In vivo bioluminescence imaging to evaluate estrogenic activities of endocrine disrupters.

Reporter gene technology is widely used to measure activity of hormone analogs, and bioluminescent in vitro assays have allowed rapid screening of numerous chemicals either to identify new agonists or antagonists of hormones or to detect the presence of endocrine disrupters in the environment. Stable bioluminescent cell lines have been established and they provide reproducible dose-response curves and accurate determination of in vitro efficiencies of various chemicals. In vivo, however, these molecules can be metabolized, bound by proteins, or stored in fats and thus could display efficiencies different from those observed in vitro. In vivo assays, such as the uterotrophic bioassay, require numerous sacrificed animals, and responses not only are dependent on an estrogenic action but also imply other factors.
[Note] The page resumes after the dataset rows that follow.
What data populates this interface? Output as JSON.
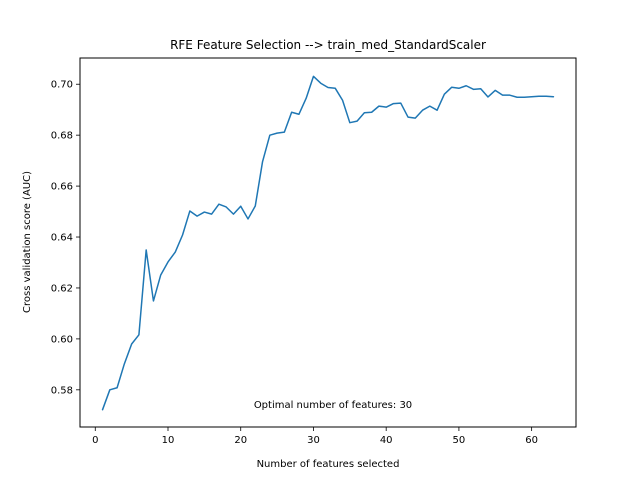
{
  "chart_data": {
    "type": "line",
    "title": "RFE Feature Selection --> train_med_StandardScaler",
    "xlabel": "Number of features selected",
    "ylabel": "Cross validation score (AUC)",
    "annotation": "Optimal number of features: 30",
    "xlim": [
      -2.1,
      66.1
    ],
    "ylim": [
      0.5654,
      0.7103
    ],
    "x_ticks": [
      0,
      10,
      20,
      30,
      40,
      50,
      60
    ],
    "x_tick_labels": [
      "0",
      "10",
      "20",
      "30",
      "40",
      "50",
      "60"
    ],
    "y_ticks": [
      0.58,
      0.6,
      0.62,
      0.64,
      0.66,
      0.68,
      0.7
    ],
    "y_tick_labels": [
      "0.58",
      "0.60",
      "0.62",
      "0.64",
      "0.66",
      "0.68",
      "0.70"
    ],
    "grid": false,
    "legend": "none",
    "series": [
      {
        "color": "#1f77b4",
        "x": [
          1,
          2,
          3,
          4,
          5,
          6,
          7,
          8,
          9,
          10,
          11,
          12,
          13,
          14,
          15,
          16,
          17,
          18,
          19,
          20,
          21,
          22,
          23,
          24,
          25,
          26,
          27,
          28,
          29,
          30,
          31,
          32,
          33,
          34,
          35,
          36,
          37,
          38,
          39,
          40,
          41,
          42,
          43,
          44,
          45,
          46,
          47,
          48,
          49,
          50,
          51,
          52,
          53,
          54,
          55,
          56,
          57,
          58,
          59,
          60,
          61,
          62,
          63
        ],
        "values": [
          0.5722,
          0.58,
          0.5808,
          0.5902,
          0.598,
          0.6016,
          0.6349,
          0.6149,
          0.6251,
          0.6302,
          0.6341,
          0.6408,
          0.6502,
          0.6482,
          0.6498,
          0.649,
          0.6529,
          0.6518,
          0.649,
          0.6521,
          0.6471,
          0.6522,
          0.6696,
          0.68,
          0.6808,
          0.6812,
          0.689,
          0.6882,
          0.6945,
          0.7031,
          0.7004,
          0.6987,
          0.6984,
          0.6937,
          0.6849,
          0.6855,
          0.6888,
          0.689,
          0.6914,
          0.691,
          0.6924,
          0.6926,
          0.6871,
          0.6867,
          0.6898,
          0.6914,
          0.6898,
          0.6961,
          0.6988,
          0.6984,
          0.6994,
          0.698,
          0.6982,
          0.695,
          0.6976,
          0.6957,
          0.6957,
          0.6949,
          0.6949,
          0.6951,
          0.6953,
          0.6953,
          0.6951
        ]
      }
    ]
  }
}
For a faster assay and to avoid the use of numerous animals, we developed an in vivo biosensor constituted of stable bioluminescent cells implanted in nude mice. MCF-7 bioluminescent cell lines were chosen since their proliferation is low in the absence of estrogen and the xenograft size can thus be stable for several weeks. Luciferase gene expression was monitored noninvasively with a cooled charge-coupled device camera. Quantitative analysis allowed us to compare in vitro and in vivo actions of different estrogenic compounds (estradiol, estrone) and endocrine disruptors (ethynylestradiol, genistein, octylphenol, and 2,4'-dichlorodiphenyldichloroethylene) in the same cell lines and to follow hormone action on a living animal as a function of time. Different administration protocols have been used and good correlation was observed for most products. However, we found that ethynylestradiol was the most efficient chemical when orally administered.